Fitbit Data Suggests COVID Survivors Have Elevated Heart Rate For Months Afterwards
Fitbit data shows that people with long COVID-19 have elevated heart rates for months after initial symptoms subside
COVID-19 naysayers will constantly tell you that getting coronavirus is “just like a bad flu,” but more data continues to come out proving it’s way worse than that, and that “long COVID,” as it’s sometimes called, is a hell of a thing. New data from Fitbit (yes, the watch that reminds you to go outside and get those steps), shows that in people who contracted COVID-19, their heart rates were elevated for months after testing positive for the virus.
The New York Times reports that people recovering from “long COVID” have “reported a wide range of lasting health effects, including fatigue, ‘brain fog,’ shortness of breath, headache, depression, heart palpitations, and chest pain.” Now, this new Fitbit data suggests that an unnaturally elevated heart rate lasting for months after illness subsides can be added to the mysterious and ongoing list of “long COVID” issues.
Data from a new study that monitored the Fitbit data of hundreds of people who tested positive for COVID-19 found that they had an elevated heart rate for, on average, three months after their symptoms began. 14% of people continued to have an elevated heart rate for four and a half months.
The study compared the COVID-19 patients to others dealing with separate respiratory illnesses and found that only the COVID-positive bunch faced an extreme change in heart rate. The COVID negative individuals, although dealing with varying respiratory issues, found their heart rates to return to normal after about four days.
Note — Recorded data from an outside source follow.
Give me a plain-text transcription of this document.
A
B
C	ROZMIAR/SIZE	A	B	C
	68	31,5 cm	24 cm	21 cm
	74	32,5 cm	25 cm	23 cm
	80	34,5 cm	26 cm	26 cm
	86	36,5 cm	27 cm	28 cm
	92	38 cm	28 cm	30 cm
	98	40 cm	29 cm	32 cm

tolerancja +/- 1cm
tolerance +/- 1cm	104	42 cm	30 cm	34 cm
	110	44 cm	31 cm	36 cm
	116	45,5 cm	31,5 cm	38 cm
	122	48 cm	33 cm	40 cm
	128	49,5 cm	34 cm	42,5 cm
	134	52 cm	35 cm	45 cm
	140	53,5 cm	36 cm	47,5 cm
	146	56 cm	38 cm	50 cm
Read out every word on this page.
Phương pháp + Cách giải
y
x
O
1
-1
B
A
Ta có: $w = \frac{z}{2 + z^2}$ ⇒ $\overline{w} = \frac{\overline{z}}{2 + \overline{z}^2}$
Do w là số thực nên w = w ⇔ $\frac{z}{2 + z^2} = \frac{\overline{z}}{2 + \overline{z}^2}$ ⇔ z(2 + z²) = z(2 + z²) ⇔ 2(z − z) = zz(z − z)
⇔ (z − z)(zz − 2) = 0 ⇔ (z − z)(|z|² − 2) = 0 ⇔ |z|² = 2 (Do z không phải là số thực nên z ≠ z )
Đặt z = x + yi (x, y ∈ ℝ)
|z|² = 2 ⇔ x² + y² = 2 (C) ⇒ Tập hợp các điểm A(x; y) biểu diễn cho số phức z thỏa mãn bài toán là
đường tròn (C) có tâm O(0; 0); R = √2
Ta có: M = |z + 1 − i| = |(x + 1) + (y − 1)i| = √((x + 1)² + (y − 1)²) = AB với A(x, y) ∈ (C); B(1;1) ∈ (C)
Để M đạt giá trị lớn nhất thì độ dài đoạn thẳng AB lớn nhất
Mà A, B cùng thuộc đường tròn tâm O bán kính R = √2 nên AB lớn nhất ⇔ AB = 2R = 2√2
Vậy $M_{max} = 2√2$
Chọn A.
“There was a much larger change in resting heart rate for individuals who had Covid compared to other viral infections,” Dr. Jennifer Radin, an epidemiologist at Scripps who is leading the trial, told The New York Times. “We also have a much more drastic change in steps and sleep.”
So what does this all mean?
Researchers think that the prolonged heart rate elevation means that COVID-19 disrupts the autonomic nervous system, which regulates basic physiological processes.
“Lots of people who get COVID-19 end up getting autonomic dysfunction and a kind of ongoing inflammation, and this may adversely affect their body’s ability to regulate their pulse,” Dr. Radin continued.
People suffering from long COVID-19 are probably asking, okay… and? Even the researchers admit that more needs to be studied regarding the lingering effects of COVID-19 and what can be done to help COVID-19 survivors.
“We want to kind of do a better job of collecting long-term symptoms so we can compare the physiological changes that we’re seeing with symptoms that participants are actually experiencing,” Radin said. “So this is really a preliminary study that opens up many other studies down the road.”